As application speeds keep increasing, it is crucial for designers to source devices that can protect their products against the effects of electrostatic discharge (ESD) without negatively impacting their radio frequency (RF) performance. To address this demand, Nexperia has recently introduced ESD protection devices in flip-chip LGA (FC-LGA) packaging. This four-part blog series aims to help designers evaluate the performance benefits of this innovative new packaging in RF applications. This first blog quickly reviews S-parameters and characterization techniques Nexperia used to generate this data. Subsequent blogs will analyze single-ended and mixed-mode S-parameters for FC-LGA packaged ESD protection devices and explore the benefits they can bring to digital interfaces.
What are S-parameters?
Scattering parameters (S-parameters) can be used to describe the “black box” behavior of electrical circuits, especially at radio frequencies. They show how energy is distributed in an electrical network and are widely used to describe the small signal behavior of linear devices and networks. A particular advantage of S-parameters is that they can be easily cascaded with discrete elements in a circuit simulation. This approach is useful for system design and can be applied to all elements in the system whose RF behavior is relevant, e.g. connectors, cable, filters, ESD-protection diodes.
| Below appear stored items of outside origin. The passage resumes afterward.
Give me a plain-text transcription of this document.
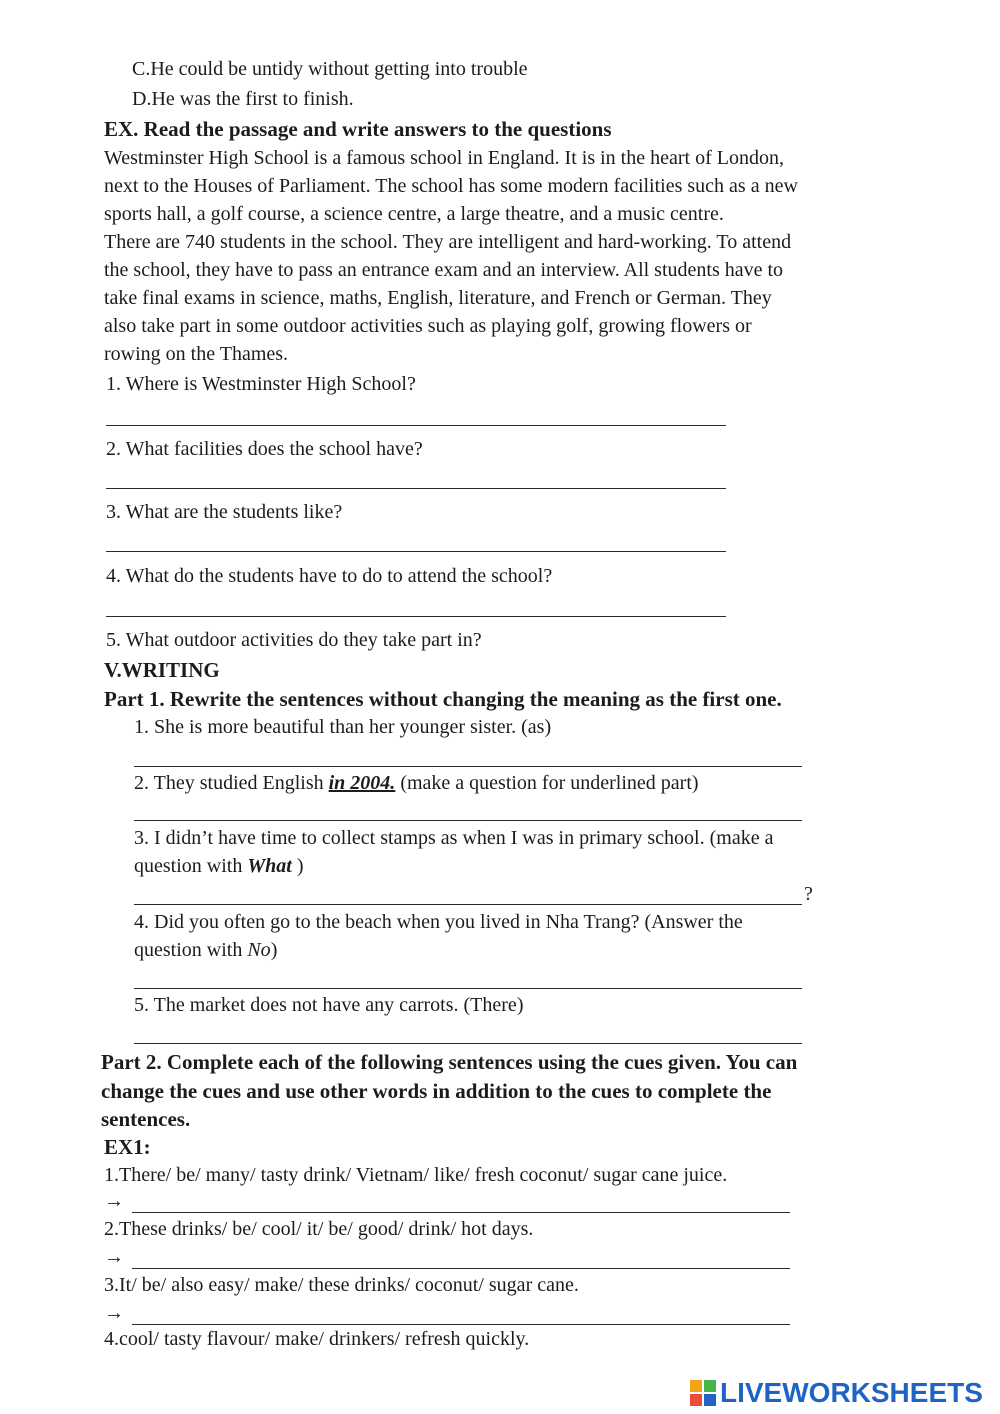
C.He could be untidy without getting into trouble
D.He was the first to finish.
EX. Read the passage and write answers to the questions
Westminster High School is a famous school in England. It is in the heart of London,
next to the Houses of Parliament. The school has some modern facilities such as a new
sports hall, a golf course, a science centre, a large theatre, and a music centre.
There are 740 students in the school. They are intelligent and hard-working. To attend
the school, they have to pass an entrance exam and an interview. All students have to
take final exams in science, maths, English, literature, and French or German. They
also take part in some outdoor activities such as playing golf, growing flowers or
rowing on the Thames.
1. Where is Westminster High School?
2. What facilities does the school have?
3. What are the students like?
4. What do the students have to do to attend the school?
5. What outdoor activities do they take part in?
V.WRITING
Part 1. Rewrite the sentences without changing the meaning as the first one.
1. She is more beautiful than her younger sister. (as)
2. They studied English in 2004. (make a question for underlined part)
3. I didn’t have time to collect stamps as when I was in primary school. (make a
question with What )
?
4. Did you often go to the beach when you lived in Nha Trang? (Answer the
question with No)
5. The market does not have any carrots. (There)
Part 2. Complete each of the following sentences using the cues given. You can
change the cues and use other words in addition to the cues to complete the
sentences.
EX1:
1.There/ be/ many/ tasty drink/ Vietnam/ like/ fresh coconut/ sugar cane juice.
→
2.These drinks/ be/ cool/ it/ be/ good/ drink/ hot days.
→
3.It/ be/ also easy/ make/ these drinks/ coconut/ sugar cane.
→
4.cool/ tasty flavour/ make/ drinkers/ refresh quickly.
LIVEWORKSHEETS
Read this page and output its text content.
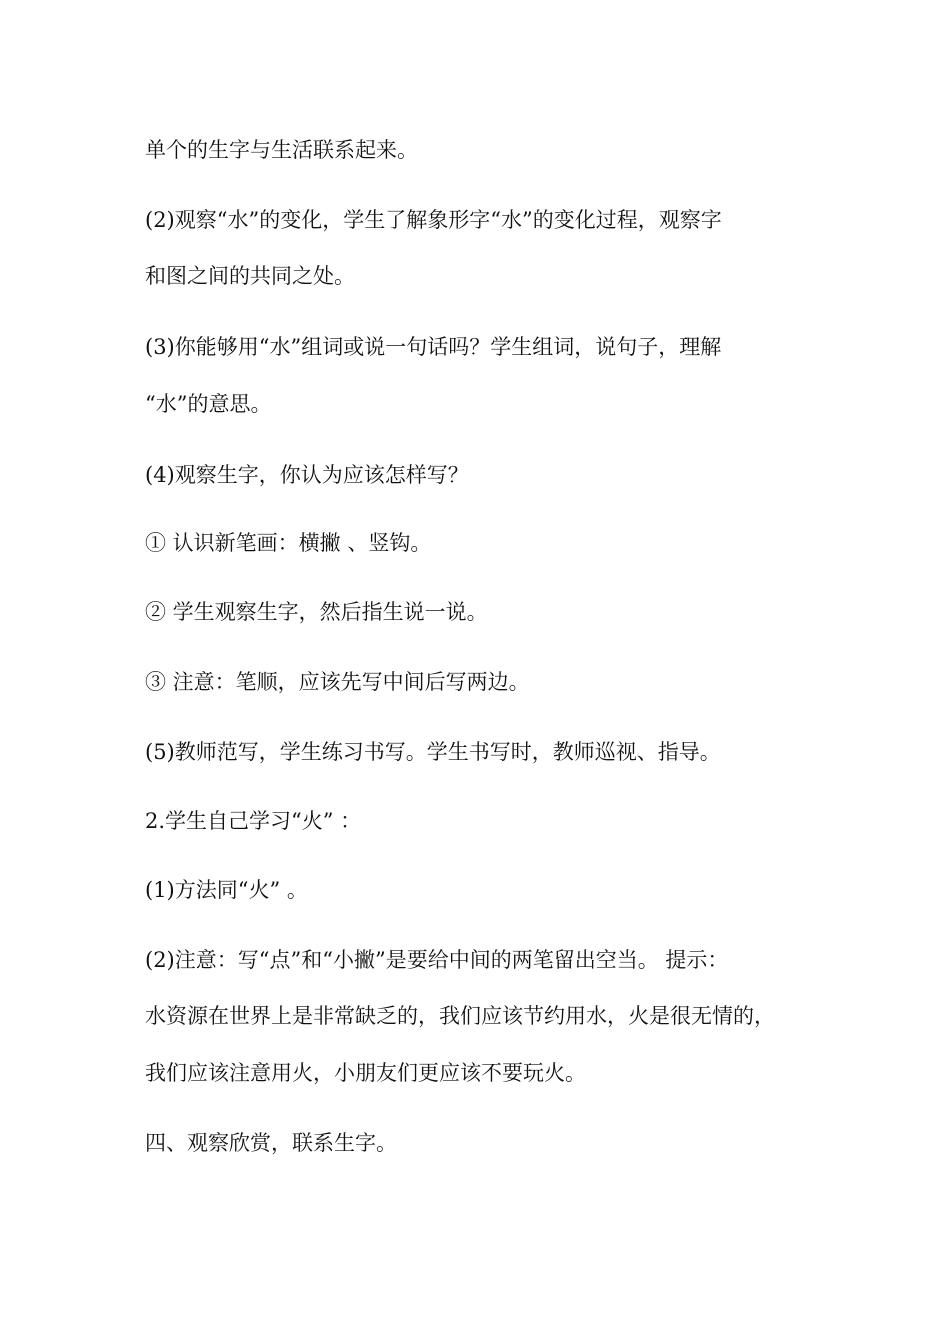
单个的生字与生活联系起来。
(2)观察“水”的变化，学生了解象形字“水”的变化过程，观察字
和图之间的共同之处。
(3)你能够用“水”组词或说一句话吗？学生组词，说句子，理解
“水”的意思。
(4)观察生字，你认为应该怎样写？
① 认识新笔画：横撇 、竖钩。
② 学生观察生字，然后指生说一说。
③ 注意：笔顺，应该先写中间后写两边。
(5)教师范写，学生练习书写。学生书写时，教师巡视、指导。
2.学生自己学习“火” ：
(1)方法同“火” 。
(2)注意：写“点”和“小撇”是要给中间的两笔留出空当。 提示：
水资源在世界上是非常缺乏的，我们应该节约用水，火是很无情的，
我们应该注意用火，小朋友们更应该不要玩火。
四、观察欣赏，联系生字。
How S-parameter simulation results are stored
During the characterization of a device under test (DUT), a network analyzer (NWA) is connected to the DUT and energy waves are applied to the pins of the device. The input and output terminals (ports) of the NWA are where the transmission and reflection of the excitation waves are measured. S-parameter characterization results are stored in a Touchstone file whose format and name depend on the number of pins used. The most common file formats are s1p, s2p and s4p. The s2p file shown in Figure 1(a) has four entries, while the s4p file shown in Figure 1(b) has 16 entries.
Figure 2 shows a standard s2p measurement set-up for an ESD protection diode (characterized as a shunt to ground).
The principal flow paths for the different signal types during an s4p measurement are shown in Figure 3.
Table 1 explains the characterization information stored in each matrix parameter and the relationships between input and output port numbers.
Insertion loss (stored in matrix entries S21 and S12) for a typical device is shown in the graph in Figure 4(a) and illustrates how much of the input excitation signal passed through the DUT over the frequency range of interest, while return loss (S22 and S11), as shown in Figure 4(b), illustrates much of the input is lost due to signal reflections.
A crosstalk (XT) graph (Figure 5) indicates how much signal is likely to be transferred to the wrong port due to factors such as inductive and capacitive coupling. It typically differentiates between far-end crosstalk (FEXT) and near-end crosstalk (NEXT).
Single-ended S-parameters of passive networks under ideal conditions are considered to be symmetric, passive and causal, as explained in Table 2. For small-signal analysis, ESD protection devices are passive.
Measurement setup
Depending on product performance and package, Nexperia recommends measuring S-parameters using any of three principal setups:
- Direct die contact with air coplanar probes (ACP).
- Contact on adapting PCB without de-embedding.
- Contact on adapting PCB with de-embedding.
Direct die contact with ACP probes
Figure 6 shows probes, which are connected to the NWA, placed directly in contact with a DUT. This setup is often used for two-pin products with a small bandwidth. The frequency range of this measurement is typically from 300 kHz to 18 GHz, and results are stored in a s2p file.
Contact on adapting PCB without de-embedding
As application data rates increase, higher bandwidth ESD protection devices are required, meaning S-parameter characterization must also be performed at higher frequencies. This requires the use of a small adapting PCB to enable measurements at frequencies ranging from 10 MHz up to 40 GHz.
A methodology called de-embedding can be used to calculate standalone device data, independent of the PCB on which it is mounted. For this approach, a set of calibration structures is required to subtract the PCB behavior from the measurement data. The resulting S-parameters are stored in s2p files describing the device behavior over frequencies ranging from 1 GHz to 40 GHz. This measurement technique is relatively new and not yet applicable to all lower capacitance devices, but it is generally available for devices in SOD962-2 and SOD882 packages. More details on this technique are available in Chapter 6.2 of Nexperia’s ESD Handbook.
Interpreting the Touchstone file
The Touchstone format was created by HP in 1984 and is now the industry standard for storing S-parameter measurement results. These files can be opened using most text editors. Nexperia usually provides *.s2p and *.s4p files for its ESD protection devices, and the meaning of headers typically included at the top are described in Table 3, while an example s4p file for ESD protection device is shown in Figure 7.
Conclusion
This blog provided a quick review of S-parameters and methodologies used by Nexperia for characterizing its ESD protection devices. The next blog in this series will focus on single-ended S-parameters for devices in FC-LGA packaging.